Hello everyone! Absolute first-time poster here but I've already been using some of the great advice and information on the board to help me get ahead in DCS A-10C.
This is actually my first PC flight sim - I got my first real taste of button-pressing/flight stick yanking addiction with Steel Battalion on the Xbox, and picked up the Hori Flight Stick 3 for the PS3 version of HAWX 2 a few months back, but it wasn't enough. (The Hori FS3 is nice enough, but we also use the PS3 to watch Blu-Rays so my wife was less than impressed when I was playing around with the throttle, pulled it back and the tense emotional movie scene started rewinding

)
So I now have a PC capable of running the sim nicely, and I even got permission to pick up the TM Warthog HOTAS... but I can't order it until payday on the 20th! So here I am, stuck using a keyboard to practise until the 20th rolls around. Excruciating? Why yes. I'll also be getting the TM Cougar MFDs, Saitek pedals and TrackIR 4... since TIR5 would push me over budget.

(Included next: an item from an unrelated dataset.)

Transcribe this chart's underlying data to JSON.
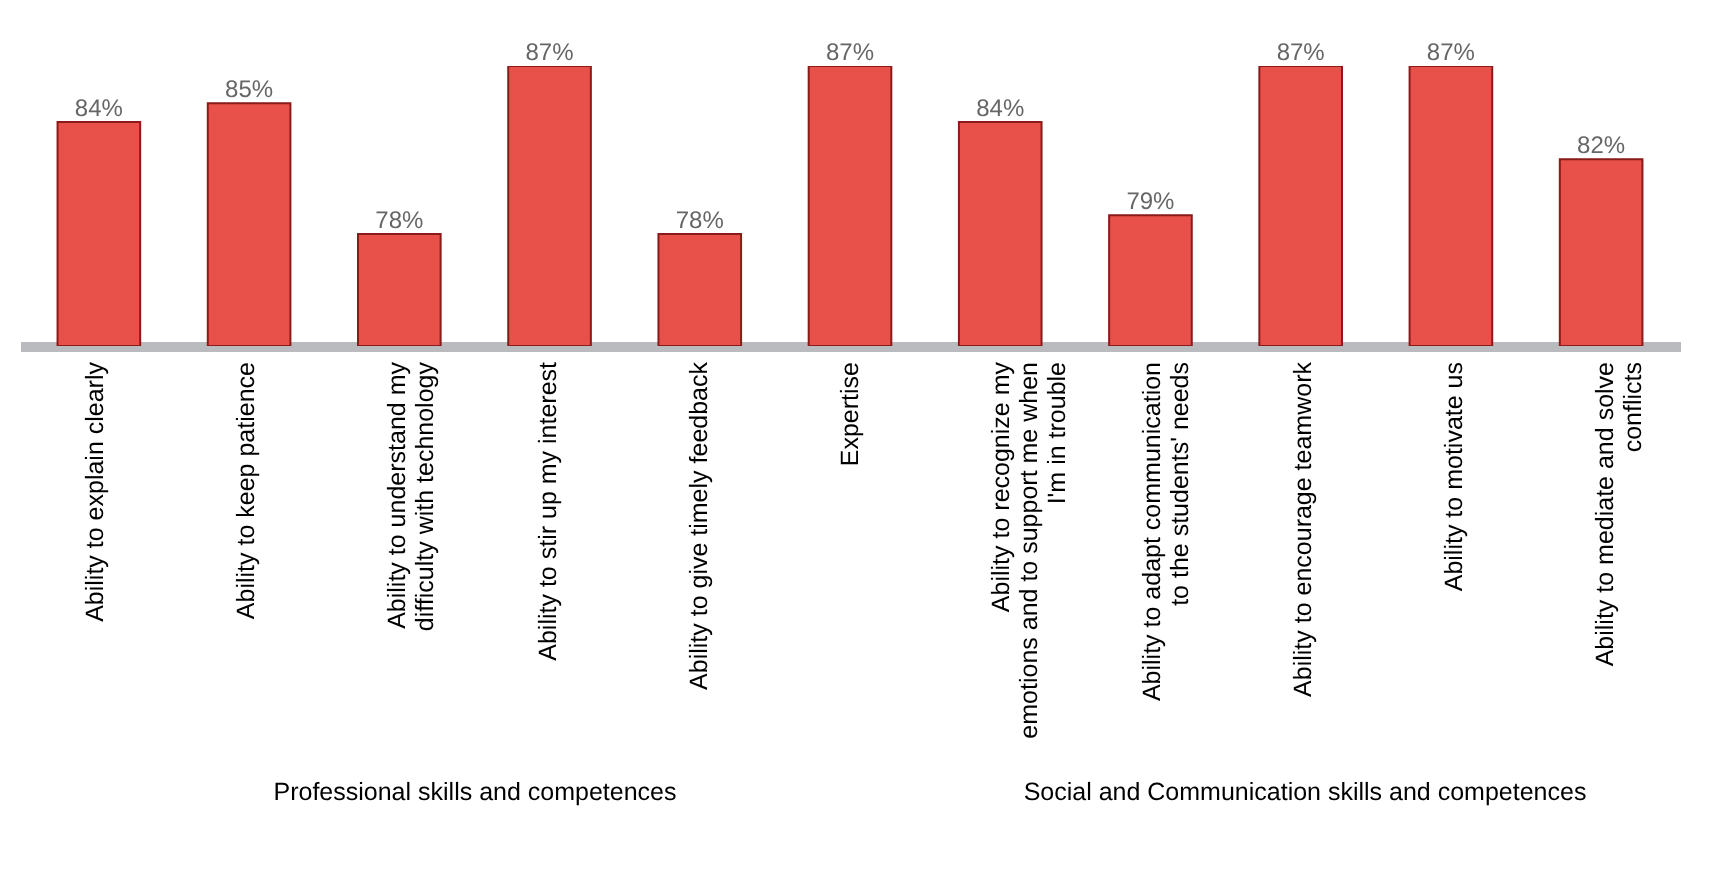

I'll try not to ask too many noob questions until I'm better acquainted with the flight manual, but I also hope I'll come up with a few head-scratchers to keep everyone on their toes! It would also be nice to get online with people at some point once I'm able to fly a little better, BUT... I live in Tokyo, so I guess the lag would make it out of the question? (Very new to PC gaming) Not to mention the time difference.
Flight stick or no, I've already been totally floored by this sim. Just the startup sequence is a blast, taking off is thrilling and landing really gets my heart pumping! (Ahem... especially when I lost my tail on my first try... didn't know where the flaps and speedbrakes were

) I don't want to touch weapons systems until I actually have DMS/TMS switches/China hat etc. to push and pull on, so for now it's the basics, but that's plenty. It'll take me long enough to get a grip on the Georgian geography (Georgiography?).
I think my favourite moment so far has been performing a successful landing at Mineralye Vody despite totally forgetting how to set up ILS/TACAN navigation... probably the only
good habit I got from HAWX 2 was giving myself plenty of room to line up a landing, and giving up if it looks like it'll go wrong. That's among my many, many bad habits such as utterly ignoring physics - if you want to climb, you point the nose ninety degrees up and push the throttles forward, right???
Looking forward to making a nuisance of myself with questions. As they say in Japan, "Tonkatsu!"